GM Chairman and CEO Mary Barra and nonprofit leaders today introduced new, innovative programs designed to encourage young people to go into technology and engineering professions and improve teacher training in STEM-related subjects.
Noting rapid technological advancements in electrified and self-driving vehicles, cybersecurity and connectivity, Barra said automakers’ futures depend on a deep and diverse pool of talented engineers. Nowhere is this more true than in computer science, where women and minorities make up only a fraction of working professionals. In the U.S., only 18 percent of computer science majors and 10 percent of information security professionals are women.
“We’re in the midst of transforming how our customers get from point A to point B with technology like autonomous vehicles, connectivity, electrification and car sharing. By expanding and improving access to STEM education, we’re developing teachers’ and students’ capabilities — and it’s my hope those students become graduates who are equipped to join us in the technical fields required to lead in the future of mobility,” said Barra.
GM selected four new programs and partners using a research-based analysis of various challenges such as teacher shortages and quality of teaching and learning, high attrition rates for underrepresented minorities, low student engagement and inequities and inequalities in STEM education. The programs are in four emerging areas with the potential to drive transformative solutions, and make up what GM calls its STEM Impact Compass:
- Immersive Learning: hands-on experiences that encourage active participation and drive engagement
- Computational Thinking: developing analytical, multidisciplinary and transferable skills like problem-solving and experimentation
- Artificial Intelligence: exploring AI-powered technologies with the potential to facilitate teaching and learning
- Digitization of Education: using online and digital tools and resources to transform how learning is delivered and experienced inside and outside the classroom
“We need to remove the barriers and address the issues that are preventing young people from pursuing careers in technology and engineering,” said Hina Baloch, GM manager, Global Social Impact and STEM Education. “Our partners bring the innovative thinking we need to ignite more interest in STEM careers and improve STEM education.”
The four new partners and programs announced today are:
Code.org — Led by CEO Hadi Partovi, Code.org has enabled 10 percent of K-12 students across the world to try the site’s courses and the Hour of Code. Nine million girls are learning to code on Code.org and 48 percent of online course participants are underrepresented minorities. GM’s support will help Code.org train 1,400 computer science teachers who will teach over 40,000 secondary students across the U.S. during the 2017-2018 school year.
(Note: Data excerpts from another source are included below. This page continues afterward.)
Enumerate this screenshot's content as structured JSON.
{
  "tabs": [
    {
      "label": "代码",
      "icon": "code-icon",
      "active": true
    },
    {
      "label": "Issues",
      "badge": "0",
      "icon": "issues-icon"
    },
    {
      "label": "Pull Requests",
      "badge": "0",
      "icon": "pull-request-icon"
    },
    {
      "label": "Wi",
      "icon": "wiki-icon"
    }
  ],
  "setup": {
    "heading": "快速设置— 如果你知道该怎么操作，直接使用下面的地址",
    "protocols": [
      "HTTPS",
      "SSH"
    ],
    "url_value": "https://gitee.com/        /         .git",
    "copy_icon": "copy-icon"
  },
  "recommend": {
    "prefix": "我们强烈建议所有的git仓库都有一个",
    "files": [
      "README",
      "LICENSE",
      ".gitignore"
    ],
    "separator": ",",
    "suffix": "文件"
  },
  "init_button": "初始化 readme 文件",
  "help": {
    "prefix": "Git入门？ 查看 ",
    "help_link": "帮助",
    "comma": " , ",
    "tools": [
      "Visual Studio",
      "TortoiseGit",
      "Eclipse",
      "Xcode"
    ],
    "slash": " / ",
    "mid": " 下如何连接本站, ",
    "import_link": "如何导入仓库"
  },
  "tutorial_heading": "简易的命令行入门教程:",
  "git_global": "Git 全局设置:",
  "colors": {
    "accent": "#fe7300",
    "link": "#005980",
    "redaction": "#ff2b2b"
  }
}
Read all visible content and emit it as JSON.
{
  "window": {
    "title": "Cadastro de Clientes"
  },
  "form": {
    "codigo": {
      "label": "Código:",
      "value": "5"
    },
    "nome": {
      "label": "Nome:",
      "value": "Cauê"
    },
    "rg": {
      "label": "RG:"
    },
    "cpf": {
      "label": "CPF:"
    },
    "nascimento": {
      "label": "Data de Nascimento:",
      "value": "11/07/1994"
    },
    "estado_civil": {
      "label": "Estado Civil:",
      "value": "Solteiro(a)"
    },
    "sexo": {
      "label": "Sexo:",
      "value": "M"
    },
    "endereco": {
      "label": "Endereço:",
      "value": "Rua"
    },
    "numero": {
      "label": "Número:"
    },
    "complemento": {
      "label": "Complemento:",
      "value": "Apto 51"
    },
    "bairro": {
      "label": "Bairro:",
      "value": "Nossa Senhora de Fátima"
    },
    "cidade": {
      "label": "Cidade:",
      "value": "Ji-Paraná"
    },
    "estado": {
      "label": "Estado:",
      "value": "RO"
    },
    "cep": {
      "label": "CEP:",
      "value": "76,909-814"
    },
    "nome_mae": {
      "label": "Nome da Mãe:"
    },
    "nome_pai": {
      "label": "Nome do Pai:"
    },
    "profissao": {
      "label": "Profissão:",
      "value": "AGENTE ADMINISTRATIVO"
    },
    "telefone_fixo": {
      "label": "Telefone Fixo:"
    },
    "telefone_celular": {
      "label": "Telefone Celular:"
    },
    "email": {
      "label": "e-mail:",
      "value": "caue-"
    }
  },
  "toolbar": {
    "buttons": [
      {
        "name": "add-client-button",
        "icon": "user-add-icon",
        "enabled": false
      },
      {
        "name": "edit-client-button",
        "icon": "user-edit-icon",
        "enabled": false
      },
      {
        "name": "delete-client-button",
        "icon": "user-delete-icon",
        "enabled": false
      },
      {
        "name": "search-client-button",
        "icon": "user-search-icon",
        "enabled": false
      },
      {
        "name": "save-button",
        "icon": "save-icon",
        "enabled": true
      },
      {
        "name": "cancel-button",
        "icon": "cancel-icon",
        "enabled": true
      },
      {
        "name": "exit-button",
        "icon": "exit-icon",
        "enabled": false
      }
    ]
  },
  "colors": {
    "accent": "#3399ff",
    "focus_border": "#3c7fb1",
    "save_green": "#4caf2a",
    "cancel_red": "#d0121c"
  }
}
Black Girls Code — Black Girls Code, founded by CEO Kimberly Bryant, is dedicated to increasing the number of women of color in technology careers. GM will help Black Girls Code expand exposure to coding and technology to underrepresented girls in the Detroit area.
Institute of Play — This New York City-based organization, led by Co-Executive Directors Rebecca Rufo-Tepper and Arana Shapiro, pioneers new models of learning and engagement through the design of learning experiences that are rooted in the principles of game design. The Institute will develop an 8-month professional development fellowship for middle school and high school STEM educators focused on using the power of games, play, and digital tools to transform both teacher practice and student engagement.
Digital Promise — Led by CEO and former educator Karen Cator, Digital Promise was created to accelerate innovation in education and improve opportunities to learn. GM will support a research study and development of an online micro-credential curriculum for teachers in computational thinking.
In addition to the programs announced today, GM will have committed more than $10 million by the end of the year to advance and improve STEM education. In January, GM and the national nonprofit Girls Who Code announced a partnership to inspire and empower middle and high school girls to pursue technology and engineering degrees through free afterschool activities in schools, universities and community centers. Reshma Saujani, GWC’s CEO and founder, attended today’s announcement.